Ji Zewei, Shi Runhan, Lu Jiarui, Li Fang, Yang Yang
Department of Computer Science and Engineering, and Key Laboratory of Shanghai Education Commission for Intelligent Interaction and Cognitive Engineering, Shanghai Jiao Tong University, Shanghai200240, China.
J Chem Inf Model. 2022 Nov 28;62(22):5361-5372. doi: 10.1021/acs.jcim.2c00798. Epub 2022 Oct 27.
Molecular representation is a critical part of various prediction tasks for physicochemical properties of molecules and drug design. As graph notations are common in expressing the structural information of chemical compounds, graph neural networks (GNNs) have become the mainstream backbone model for learning molecular representation. However, the scarcity of task-specific labels in the biomedical domain limits the power of GNNs. Recently, self-supervised pretraining for GNNs has been leveraged to deal with this issue, while the existing pretraining methods are mainly designed for graph data in general domains without considering the specific data properties of molecules. In this paper, we propose a representation learning method for molecular graphs, called ReLMole, which is featured by a hierarchical graph modeling of molecules and a contrastive learning scheme based on two-level graph similarities. We assess the performance of ReLMole on two types of downstream tasks, namely, the prediction of molecular properties (MPs) and drug-drug interaction (DDIs). ReLMole achieves promising results for all the tasks. It outperforms the baseline models by over 2.6% on ROC-AUC averaged across six MP prediction tasks, and it improves the F1 value by 7-18% in DDI prediction for unseen drugs compared with other self-supervised models.

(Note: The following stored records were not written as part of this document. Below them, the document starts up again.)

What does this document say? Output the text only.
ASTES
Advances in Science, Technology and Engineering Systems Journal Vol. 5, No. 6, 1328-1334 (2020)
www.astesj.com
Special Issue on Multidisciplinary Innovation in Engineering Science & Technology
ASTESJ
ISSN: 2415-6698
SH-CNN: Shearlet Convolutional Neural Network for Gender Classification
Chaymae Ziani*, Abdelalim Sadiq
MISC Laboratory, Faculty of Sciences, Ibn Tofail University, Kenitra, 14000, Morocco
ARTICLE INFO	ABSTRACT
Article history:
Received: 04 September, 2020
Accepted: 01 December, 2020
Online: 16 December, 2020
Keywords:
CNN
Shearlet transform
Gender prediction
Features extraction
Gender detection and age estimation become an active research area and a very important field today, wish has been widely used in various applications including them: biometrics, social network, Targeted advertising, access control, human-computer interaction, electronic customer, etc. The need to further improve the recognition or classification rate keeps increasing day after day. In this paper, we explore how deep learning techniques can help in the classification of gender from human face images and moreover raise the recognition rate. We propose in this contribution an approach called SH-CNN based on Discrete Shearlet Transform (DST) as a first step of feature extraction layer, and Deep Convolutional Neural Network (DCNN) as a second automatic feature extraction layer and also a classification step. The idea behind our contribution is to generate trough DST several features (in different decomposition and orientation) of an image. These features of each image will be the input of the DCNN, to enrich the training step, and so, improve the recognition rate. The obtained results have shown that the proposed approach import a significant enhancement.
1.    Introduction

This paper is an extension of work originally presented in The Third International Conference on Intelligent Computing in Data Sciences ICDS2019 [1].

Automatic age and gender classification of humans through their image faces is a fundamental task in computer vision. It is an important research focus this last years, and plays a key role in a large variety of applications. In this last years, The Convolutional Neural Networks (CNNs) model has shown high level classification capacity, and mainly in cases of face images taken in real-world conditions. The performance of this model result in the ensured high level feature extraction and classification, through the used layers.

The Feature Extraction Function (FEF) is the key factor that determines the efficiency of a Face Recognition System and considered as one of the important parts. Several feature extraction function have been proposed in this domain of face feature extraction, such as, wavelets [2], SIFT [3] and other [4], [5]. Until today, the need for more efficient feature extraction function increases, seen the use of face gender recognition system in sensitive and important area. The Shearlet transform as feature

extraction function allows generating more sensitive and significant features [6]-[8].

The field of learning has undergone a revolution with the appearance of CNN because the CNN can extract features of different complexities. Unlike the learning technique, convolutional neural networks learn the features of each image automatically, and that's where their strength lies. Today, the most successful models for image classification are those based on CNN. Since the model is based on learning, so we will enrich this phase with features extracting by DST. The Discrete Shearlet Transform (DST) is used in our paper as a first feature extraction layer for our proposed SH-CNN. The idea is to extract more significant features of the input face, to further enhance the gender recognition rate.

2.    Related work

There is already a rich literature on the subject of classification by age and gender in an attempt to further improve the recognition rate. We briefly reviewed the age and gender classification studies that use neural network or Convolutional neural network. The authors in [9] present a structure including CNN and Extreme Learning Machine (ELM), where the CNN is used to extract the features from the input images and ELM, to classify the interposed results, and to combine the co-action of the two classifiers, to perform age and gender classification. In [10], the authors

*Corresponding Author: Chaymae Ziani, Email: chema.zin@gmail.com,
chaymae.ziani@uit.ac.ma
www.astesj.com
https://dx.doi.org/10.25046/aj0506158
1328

分子表示是分子物理化学性质和药物设计等各种预测任务的关键部分。由于图形符号在表达化合物结构信息方面很常见,图神经网络(GNN)已成为学习分子表示的主流骨干模型。然而,生物医学领域中特定任务标签的稀缺限制了GNN的能力。最近,GNN的自监督预训练已被用于解决这个问题,而现有的预训练方法主要是为通用领域的图形数据设计的,没有考虑分子的特定数据属性。在本文中,我们提出了一种用于分子图的表示学习方法,称为ReLMole,其特点是对分子进行分层图建模,并基于两级图相似性的对比学习方案。我们评估了ReLMole在两种类型的下游任务上的性能,即分子性质(MP)预测和药物-药物相互作用(DDI)。ReLMole在所有任务上都取得了有希望的结果。在六个MP预测任务的平均ROC-AUC上,它比基线模型高出2.6%以上,并且与其他自监督模型相比,在未见过的药物的DDI预测中,它将F1值提高了7-18%。